Buying Guide for Guitar Amps

While there are a wide variety of guitars out there with numerous variations of pickups and woods, there are basically three types of guitar amps:



Tube or Valve amplifiers – original amps used since the dawn of electric guitars. Tube amps, by the nature of their technology, introduce a warm distortion to the sound that is pleasing to most guitarists.

Solid State Amplifiers – Solid-state amps use transistors for their preamp and power section. They require little or no maintenance, are lighter to transport and produce a very clean tone.

Hybrid Amps – These amps usually combine a tube preamp with solid-state power section to provide the warmth and “musicality” of tubes with the durability and lightweight of solid-state. There are some manufacturers which combine both tubes and solid-state technology in the power amp itself. Hybrids have been very effective in bridging the gap between solid-state and tube amplifiers.

Configurations – Guitar amps come in a variety of different sizes and two basic configurations:

* Combos – short for “combination” are amplifiers that combine the speaker and the amplifier in one box. These amps come in two different styles: open back and closed or sealed back.
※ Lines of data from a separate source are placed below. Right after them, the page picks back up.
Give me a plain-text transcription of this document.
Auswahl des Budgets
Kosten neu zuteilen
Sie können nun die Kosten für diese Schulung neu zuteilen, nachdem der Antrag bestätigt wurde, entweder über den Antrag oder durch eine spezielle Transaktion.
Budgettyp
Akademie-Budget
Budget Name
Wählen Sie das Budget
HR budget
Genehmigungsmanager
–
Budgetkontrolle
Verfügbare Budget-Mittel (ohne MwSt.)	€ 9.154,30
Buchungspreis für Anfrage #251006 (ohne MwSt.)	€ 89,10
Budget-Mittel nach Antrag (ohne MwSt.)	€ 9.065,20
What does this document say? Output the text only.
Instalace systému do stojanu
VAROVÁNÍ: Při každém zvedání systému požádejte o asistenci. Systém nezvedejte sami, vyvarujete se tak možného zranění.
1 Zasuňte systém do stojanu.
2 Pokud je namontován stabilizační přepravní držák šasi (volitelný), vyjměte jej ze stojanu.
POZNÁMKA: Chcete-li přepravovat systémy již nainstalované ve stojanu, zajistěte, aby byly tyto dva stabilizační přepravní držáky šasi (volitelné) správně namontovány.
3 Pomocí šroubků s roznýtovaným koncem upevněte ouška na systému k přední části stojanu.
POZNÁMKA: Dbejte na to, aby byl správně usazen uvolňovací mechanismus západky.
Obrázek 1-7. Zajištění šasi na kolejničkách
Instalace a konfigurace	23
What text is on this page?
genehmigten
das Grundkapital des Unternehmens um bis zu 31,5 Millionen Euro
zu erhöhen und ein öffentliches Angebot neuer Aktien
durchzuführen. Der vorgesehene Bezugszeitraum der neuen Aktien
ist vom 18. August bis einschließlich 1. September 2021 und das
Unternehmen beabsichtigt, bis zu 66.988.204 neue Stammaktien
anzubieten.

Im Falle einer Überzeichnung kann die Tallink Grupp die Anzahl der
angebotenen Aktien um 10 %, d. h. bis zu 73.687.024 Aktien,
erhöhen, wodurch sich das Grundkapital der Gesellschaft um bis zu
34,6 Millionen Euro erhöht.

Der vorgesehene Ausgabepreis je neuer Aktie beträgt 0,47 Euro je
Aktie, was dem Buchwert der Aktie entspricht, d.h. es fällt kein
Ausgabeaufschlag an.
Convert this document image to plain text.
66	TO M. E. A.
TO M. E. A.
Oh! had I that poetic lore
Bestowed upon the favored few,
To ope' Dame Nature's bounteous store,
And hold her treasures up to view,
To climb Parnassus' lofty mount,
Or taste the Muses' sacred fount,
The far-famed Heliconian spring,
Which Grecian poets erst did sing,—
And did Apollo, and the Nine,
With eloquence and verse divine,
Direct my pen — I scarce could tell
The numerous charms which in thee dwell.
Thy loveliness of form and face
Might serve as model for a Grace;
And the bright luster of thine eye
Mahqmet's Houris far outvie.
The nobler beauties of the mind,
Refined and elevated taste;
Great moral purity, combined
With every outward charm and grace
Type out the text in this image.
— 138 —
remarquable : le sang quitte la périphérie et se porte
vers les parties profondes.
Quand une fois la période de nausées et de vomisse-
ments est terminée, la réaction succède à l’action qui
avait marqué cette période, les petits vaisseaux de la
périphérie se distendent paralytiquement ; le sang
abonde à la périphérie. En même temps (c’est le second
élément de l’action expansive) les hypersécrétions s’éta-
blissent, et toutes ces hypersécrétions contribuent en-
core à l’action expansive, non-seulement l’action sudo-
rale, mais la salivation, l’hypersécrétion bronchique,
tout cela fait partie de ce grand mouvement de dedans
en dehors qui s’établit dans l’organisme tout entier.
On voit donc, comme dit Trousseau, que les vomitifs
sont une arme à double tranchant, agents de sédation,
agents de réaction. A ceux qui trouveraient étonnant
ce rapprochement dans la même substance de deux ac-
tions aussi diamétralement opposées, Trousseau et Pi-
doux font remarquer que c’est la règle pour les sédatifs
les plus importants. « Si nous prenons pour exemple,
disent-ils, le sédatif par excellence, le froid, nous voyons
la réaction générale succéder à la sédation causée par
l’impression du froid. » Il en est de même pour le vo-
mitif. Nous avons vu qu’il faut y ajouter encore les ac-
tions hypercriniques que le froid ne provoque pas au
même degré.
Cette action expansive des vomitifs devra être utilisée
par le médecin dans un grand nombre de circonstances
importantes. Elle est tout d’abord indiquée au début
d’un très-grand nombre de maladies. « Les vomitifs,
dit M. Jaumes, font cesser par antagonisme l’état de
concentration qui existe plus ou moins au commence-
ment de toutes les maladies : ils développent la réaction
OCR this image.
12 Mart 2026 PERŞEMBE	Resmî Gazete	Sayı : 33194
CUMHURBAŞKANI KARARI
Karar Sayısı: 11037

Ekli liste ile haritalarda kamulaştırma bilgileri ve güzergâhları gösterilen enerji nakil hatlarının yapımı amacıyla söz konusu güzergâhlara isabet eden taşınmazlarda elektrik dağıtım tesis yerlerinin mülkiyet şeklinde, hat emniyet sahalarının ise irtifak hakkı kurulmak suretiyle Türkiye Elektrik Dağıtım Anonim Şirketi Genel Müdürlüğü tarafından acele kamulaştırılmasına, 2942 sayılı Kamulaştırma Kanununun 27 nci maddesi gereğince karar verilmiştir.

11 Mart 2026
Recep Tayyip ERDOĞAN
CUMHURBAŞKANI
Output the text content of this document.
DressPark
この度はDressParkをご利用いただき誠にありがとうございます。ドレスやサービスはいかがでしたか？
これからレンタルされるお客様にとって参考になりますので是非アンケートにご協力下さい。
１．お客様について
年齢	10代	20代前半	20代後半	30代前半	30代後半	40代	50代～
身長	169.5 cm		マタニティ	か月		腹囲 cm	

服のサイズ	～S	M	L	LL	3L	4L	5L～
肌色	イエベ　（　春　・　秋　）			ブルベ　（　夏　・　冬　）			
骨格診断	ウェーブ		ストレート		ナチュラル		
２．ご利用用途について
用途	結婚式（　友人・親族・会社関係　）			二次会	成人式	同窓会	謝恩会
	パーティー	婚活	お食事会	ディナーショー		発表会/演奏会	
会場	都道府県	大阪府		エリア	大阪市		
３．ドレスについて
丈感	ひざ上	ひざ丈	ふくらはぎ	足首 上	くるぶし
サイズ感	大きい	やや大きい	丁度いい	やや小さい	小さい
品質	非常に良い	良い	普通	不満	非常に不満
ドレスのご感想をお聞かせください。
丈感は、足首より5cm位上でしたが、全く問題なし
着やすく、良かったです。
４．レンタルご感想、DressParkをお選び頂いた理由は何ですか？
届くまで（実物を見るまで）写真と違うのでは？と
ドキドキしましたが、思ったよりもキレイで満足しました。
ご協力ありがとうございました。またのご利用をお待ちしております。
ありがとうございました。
The closed back combo produces more low-end than an open back. * Separate Amp Head and Speaker Cabinet – The amplifier and speaker cabinet are in two separate cabinets. This allows you to combine different enclosures with different amp heads. You can also add multiple speaker cabinets to an amp head for more volume and coverage. (* To avoid damage, this should only be done following the amp manufacturers recommendations) Divided into two separate units, is also more convenient to transport.

Deciding what configuration is right for you depends on where you plan on playing. If you’re doing small club dates, teaching or you’re a student yourself, a combo would most likely do the job for you. If you do a lot of outdoor gigs and big rooms and auditoriums, you’ll probably do well with a basic 4x12 (four 12” speakers) cabinet with a separate amp head (known as a Half Stack). Two 4x12 cabinets stacked on top of each other with the head on top is commonly known as a “Full Stack”.

Think carefully about how and where you’ll be using the amp before you make your decision.